Cryo-EM structure determination of human G6PT1.

A groundbreaking study has been published in Nature Communications by a collaborative team from Wuhan University's School of Pharmaceutical Sciences, led by Gao Shuai and Yao Xia, alongside Liu Lei's team from Tsinghua University.

The research, Structures of human glucose-6-phosphate transporter reveal reciprocal antiport mechanism driving glucose-6-phosphate and inorganic phosphate exchange, provides new insights into the transport mechanism of the human glucose-6-phosphate transporter (G6PT1).
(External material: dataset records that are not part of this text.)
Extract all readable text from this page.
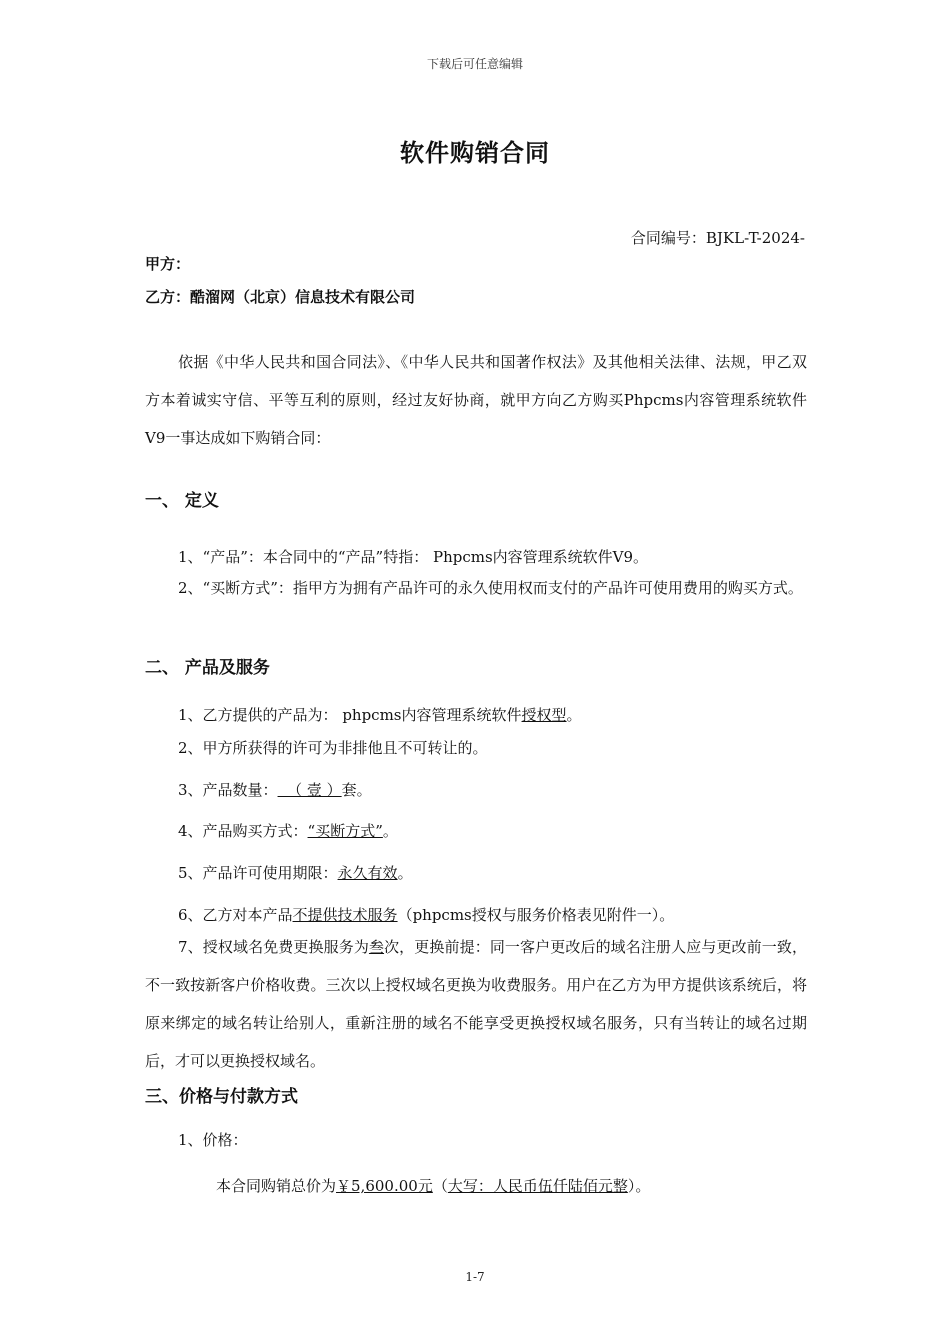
下载后可任意编辑
软件购销合同
合同编号：BJKL-T-2024-
甲方：
乙方：酷溜网（北京）信息技术有限公司
依据《中华人民共和国合同法》、《中华人民共和国著作权法》及其他相关法律、法规，甲乙双方本着诚实守信、平等互利的原则，经过友好协商，就甲方向乙方购买Phpcms内容管理系统软件V9一事达成如下购销合同：
一、 定义
1、“产品”：本合同中的“产品”特指： Phpcms内容管理系统软件V9。
2、“买断方式”：指甲方为拥有产品许可的永久使用权而支付的产品许可使用费用的购买方式。
二、 产品及服务
1、乙方提供的产品为： phpcms内容管理系统软件授权型。
2、甲方所获得的许可为非排他且不可转让的。
3、产品数量：  （ 壹 ）套。
4、产品购买方式：“买断方式”。
5、产品许可使用期限：永久有效。
6、乙方对本产品不提供技术服务（phpcms授权与服务价格表见附件一）。
7、授权域名免费更换服务为叁次，更换前提：同一客户更改后的域名注册人应与更改前一致，不一致按新客户价格收费。三次以上授权域名更换为收费服务。用户在乙方为甲方提供该系统后，将原来绑定的域名转让给别人，重新注册的域名不能享受更换授权域名服务，只有当转让的域名过期后，才可以更换授权域名。
三、价格与付款方式
1、价格：
本合同购销总价为￥5,600.00元（大写：人民币伍仟陆佰元整）。
1-7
The team captured high-resolution cryo-EM structures of human G6PT1 (~46 kDa) in its Apo, Pi-bound, and GlcN6P-bound states (a G6P analog) using advanced techniques, including single-particle cryo-electron microscopy and biochemical methods.
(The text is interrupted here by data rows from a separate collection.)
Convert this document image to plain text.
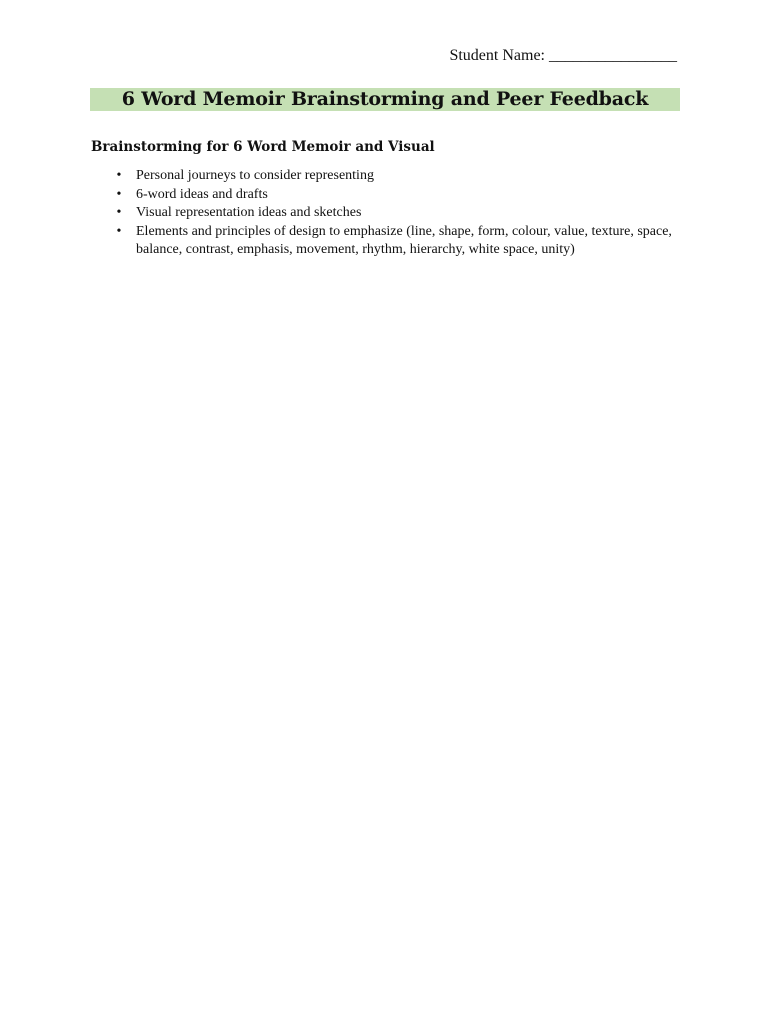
Student Name: ________________
6 Word Memoir Brainstorming and Peer Feedback
Brainstorming for 6 Word Memoir and Visual
• Personal journeys to consider representing
• 6-word ideas and drafts
• Visual representation ideas and sketches
• Elements and principles of design to emphasize (line, shape, form, colour, value, texture, space, balance, contrast, emphasis, movement, rhythm, hierarchy, white space, unity)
The study also clarified the molecular basis for the recognition of Pi and G6P within G6PT1 through molecular docking and functional assays. Comparative analysis revealed that Pi binding induces the formation of a cross-domain salt bridge, thickening the lumenal gate and compacting the central cavity to accommodate G6P binding.

The study also resolved the high-resolution structure of the G6PT1 dimer. Mutations at key residues within the dimer interface significantly impaired transport activity, suggesting that the protein's oligomerization state is crucial for its functional regulation.

This research provides a structural framework crucial for understanding the operational mechanism of G6PT1 and its involvement in the pathological dysregulation seen in glycogen storage disease type Ib (GSD1b).